Par Belen Fernandez
Les États-Unis ont choisi un célèbre fauteur de troubles pour promouvoir la “démocratie” au Venezuela.
Peu de temps après que le droitiste Juan Guaido se soit autoproclamé président par intérim du Venezuela en janvier – sous les applaudissements empressés du président américain Donald Trump – le secrétaire d’État américain Mike Pompeo a annoncé la nomination d’un envoyé spécial pour “aider le peuple vénézuélien à rétablir pleinement la démocratie et la prospérité dans son pays”, c’est-à-dire pour éliminer définitivement le président légitime Nicolas Maduro du Venezuela.

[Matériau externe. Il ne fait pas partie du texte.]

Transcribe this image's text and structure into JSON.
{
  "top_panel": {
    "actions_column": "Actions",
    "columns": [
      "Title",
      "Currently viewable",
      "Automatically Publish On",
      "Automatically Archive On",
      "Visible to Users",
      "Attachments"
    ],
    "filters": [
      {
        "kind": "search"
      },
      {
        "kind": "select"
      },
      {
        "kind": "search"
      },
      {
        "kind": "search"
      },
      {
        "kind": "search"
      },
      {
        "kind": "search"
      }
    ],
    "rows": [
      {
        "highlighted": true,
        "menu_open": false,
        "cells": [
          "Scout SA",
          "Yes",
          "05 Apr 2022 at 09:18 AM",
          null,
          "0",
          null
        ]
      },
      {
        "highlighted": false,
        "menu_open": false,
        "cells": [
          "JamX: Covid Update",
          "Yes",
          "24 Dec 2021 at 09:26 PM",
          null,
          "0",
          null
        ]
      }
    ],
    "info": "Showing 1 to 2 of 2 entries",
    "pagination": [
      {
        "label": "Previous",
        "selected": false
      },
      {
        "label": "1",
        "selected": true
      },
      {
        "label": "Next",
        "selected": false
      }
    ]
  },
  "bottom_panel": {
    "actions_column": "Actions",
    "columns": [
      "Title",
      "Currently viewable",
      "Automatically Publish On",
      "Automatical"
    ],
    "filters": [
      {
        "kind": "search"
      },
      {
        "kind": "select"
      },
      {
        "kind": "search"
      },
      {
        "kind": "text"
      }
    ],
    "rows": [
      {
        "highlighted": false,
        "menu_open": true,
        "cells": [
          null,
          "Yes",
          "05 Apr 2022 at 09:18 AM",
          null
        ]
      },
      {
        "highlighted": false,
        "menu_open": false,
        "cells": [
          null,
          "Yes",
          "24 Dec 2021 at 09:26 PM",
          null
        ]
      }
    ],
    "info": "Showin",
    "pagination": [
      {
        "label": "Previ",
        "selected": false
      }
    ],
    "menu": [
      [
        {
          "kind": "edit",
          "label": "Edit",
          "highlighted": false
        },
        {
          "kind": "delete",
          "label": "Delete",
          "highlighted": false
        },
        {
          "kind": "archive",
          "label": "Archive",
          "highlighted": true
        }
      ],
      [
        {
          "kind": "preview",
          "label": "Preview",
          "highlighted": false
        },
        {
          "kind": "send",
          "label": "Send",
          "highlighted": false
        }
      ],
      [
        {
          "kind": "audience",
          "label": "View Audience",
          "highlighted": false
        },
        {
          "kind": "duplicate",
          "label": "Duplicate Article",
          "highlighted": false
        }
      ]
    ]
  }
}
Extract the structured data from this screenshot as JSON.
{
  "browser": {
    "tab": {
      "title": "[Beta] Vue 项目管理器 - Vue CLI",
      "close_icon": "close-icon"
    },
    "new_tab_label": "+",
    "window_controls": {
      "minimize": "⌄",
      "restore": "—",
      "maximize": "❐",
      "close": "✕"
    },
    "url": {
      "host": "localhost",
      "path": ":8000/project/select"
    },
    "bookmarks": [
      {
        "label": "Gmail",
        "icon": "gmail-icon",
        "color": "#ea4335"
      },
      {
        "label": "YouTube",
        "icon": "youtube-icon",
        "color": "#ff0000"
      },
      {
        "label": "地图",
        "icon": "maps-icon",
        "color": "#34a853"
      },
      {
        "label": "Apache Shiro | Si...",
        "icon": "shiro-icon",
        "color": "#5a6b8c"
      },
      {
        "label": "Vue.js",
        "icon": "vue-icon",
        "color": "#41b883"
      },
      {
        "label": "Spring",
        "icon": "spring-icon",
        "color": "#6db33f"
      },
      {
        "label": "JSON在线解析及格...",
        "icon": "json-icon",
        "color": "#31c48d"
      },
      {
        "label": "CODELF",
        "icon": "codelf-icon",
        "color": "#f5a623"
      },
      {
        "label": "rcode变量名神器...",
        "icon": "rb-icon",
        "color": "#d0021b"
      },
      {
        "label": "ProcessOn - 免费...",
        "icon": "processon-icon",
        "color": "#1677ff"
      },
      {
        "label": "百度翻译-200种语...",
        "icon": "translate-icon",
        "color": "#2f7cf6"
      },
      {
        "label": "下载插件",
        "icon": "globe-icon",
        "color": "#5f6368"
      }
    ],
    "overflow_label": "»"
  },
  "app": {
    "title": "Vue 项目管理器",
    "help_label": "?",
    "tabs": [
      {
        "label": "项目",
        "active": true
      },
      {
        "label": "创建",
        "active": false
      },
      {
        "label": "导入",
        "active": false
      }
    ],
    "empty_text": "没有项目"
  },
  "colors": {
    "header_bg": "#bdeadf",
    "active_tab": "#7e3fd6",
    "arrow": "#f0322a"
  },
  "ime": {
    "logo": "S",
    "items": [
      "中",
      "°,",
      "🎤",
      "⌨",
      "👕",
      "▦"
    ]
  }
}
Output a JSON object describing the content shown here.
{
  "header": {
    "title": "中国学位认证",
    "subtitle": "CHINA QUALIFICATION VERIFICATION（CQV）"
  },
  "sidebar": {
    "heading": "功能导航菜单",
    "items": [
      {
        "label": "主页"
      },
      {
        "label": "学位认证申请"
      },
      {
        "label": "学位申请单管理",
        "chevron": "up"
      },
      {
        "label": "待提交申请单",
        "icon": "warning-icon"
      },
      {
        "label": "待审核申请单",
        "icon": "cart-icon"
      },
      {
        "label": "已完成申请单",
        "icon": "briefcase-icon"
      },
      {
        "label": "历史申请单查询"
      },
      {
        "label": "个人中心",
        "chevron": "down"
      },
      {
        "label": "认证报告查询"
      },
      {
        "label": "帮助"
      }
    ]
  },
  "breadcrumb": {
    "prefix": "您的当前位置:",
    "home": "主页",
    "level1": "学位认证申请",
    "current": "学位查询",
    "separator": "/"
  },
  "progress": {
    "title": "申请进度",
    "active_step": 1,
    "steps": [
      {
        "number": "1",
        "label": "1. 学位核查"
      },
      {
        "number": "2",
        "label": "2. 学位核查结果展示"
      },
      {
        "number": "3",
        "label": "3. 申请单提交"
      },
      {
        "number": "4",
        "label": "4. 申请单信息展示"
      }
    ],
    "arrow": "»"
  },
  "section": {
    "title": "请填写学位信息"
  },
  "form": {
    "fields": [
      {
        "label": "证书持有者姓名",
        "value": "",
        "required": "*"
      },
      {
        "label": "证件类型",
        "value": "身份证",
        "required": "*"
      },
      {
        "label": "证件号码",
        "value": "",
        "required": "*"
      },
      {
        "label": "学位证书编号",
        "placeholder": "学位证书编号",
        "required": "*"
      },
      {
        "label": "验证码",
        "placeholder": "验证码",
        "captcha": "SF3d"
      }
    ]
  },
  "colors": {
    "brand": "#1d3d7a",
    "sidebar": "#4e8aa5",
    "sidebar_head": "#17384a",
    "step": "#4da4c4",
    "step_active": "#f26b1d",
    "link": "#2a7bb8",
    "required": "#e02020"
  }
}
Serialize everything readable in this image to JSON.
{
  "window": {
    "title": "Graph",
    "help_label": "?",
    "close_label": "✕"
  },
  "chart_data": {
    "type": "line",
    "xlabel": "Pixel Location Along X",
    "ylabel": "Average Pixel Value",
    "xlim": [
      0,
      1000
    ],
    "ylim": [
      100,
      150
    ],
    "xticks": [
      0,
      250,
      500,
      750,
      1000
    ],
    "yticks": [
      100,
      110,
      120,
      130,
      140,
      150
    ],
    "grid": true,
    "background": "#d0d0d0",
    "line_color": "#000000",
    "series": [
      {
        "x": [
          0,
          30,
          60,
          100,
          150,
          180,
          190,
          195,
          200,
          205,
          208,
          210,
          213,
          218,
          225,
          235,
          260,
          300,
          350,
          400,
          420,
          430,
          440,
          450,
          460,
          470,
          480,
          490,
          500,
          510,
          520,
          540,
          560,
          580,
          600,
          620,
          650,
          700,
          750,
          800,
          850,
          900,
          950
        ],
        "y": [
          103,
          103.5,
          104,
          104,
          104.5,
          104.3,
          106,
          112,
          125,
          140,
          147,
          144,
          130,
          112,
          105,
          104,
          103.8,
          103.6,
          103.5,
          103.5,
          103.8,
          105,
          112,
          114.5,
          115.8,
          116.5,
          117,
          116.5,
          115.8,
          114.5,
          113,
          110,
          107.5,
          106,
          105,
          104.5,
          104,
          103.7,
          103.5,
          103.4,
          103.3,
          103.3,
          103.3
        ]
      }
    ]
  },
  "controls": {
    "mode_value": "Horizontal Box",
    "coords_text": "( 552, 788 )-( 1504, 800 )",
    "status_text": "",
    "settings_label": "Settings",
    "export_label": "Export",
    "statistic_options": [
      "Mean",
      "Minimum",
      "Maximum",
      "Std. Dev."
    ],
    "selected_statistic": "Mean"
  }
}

L’envoyé est l’extraordinaire néo-conservateur Elliott Abrams, salué par Pompeo comme un “vétéran chevronné, doté de principes et d’un esprit ferme en politique étrangère”, dont la “passion pour les droits et libertés de tous les peuples fait de lui un membre à part entière de l’équipe du département d’État et un atout précieux et bienvenu”.
S’il y a un mot de vrai dans ses paroles, c’est celui de “vétéran”. Abrams se targue en effet d’une longue carrière d’exploits politiques douteux en Amérique latine au service du gouvernement étasunien.
Les “mercenaires” étasuniens
Alors qu’il servait l’administration de Ronald Reagan dans les années 1980, Abrams a été l’une des vedettes de la phase de la guerre froide connue sous le nom d’affaire Iran-Contra (ou Irangate), au cours de laquelle les États-Unis ont vendu illégalement des armes à l’Iran et ont reversé les profits réalisés à des forces contras de droite qui terrorisaient le Nicaragua.
Abrams a même été condamné pour son rôle dans l’affaire, mais a par la suite été gracié par George HW Bush.
Dans ses mémoires de guerre, Blood on the Border (*), l’universitaire américaine Roxanne Dunbar-Ortiz rappelle l’arrogante prédiction d’Abrams selon laquelle “quand l’histoire sera écrite, les Contras deviendront des héros populaires”.
Mais les Contras ont déclenché une guerre qui a duré dix ans et qui a tué environ 50 000 Nicaraguayens, et ils ne sont donc considérés aujourd’hui comme des “héros populaires” que par un petit nombre de néoconservateurs déconnectés.
Sous Reagan, Abrams a occupé des postes comme secrétaire d’État adjoint aux droits de la personne et aux affaires humanitaires. Après avoir été amnistié, il a servi l’administration de George W. Bush, entre autres, comme directeur principal pour la démocratie, les droits de l’homme et les affaires internationales au Conseil de sécurité nationale.
Pourtant, malgré ces titres flatteurs – et son image médiatique de “défenseur acharné des droits et libertés de tous les peuples” – l’objectif de sa carrière en politique étrangère a, en fait, été de faire obstacle aux droits de l’homme et à la démocratie pour servir les intérêts étasuniens.
Et ses exploits au Nicaragua ne sont qu’un épisode d’une longue carrière si odieuse qu’il est impossible d’imaginer qu’il puisse jamais aider à “restaurer la démocratie” au Venezuela.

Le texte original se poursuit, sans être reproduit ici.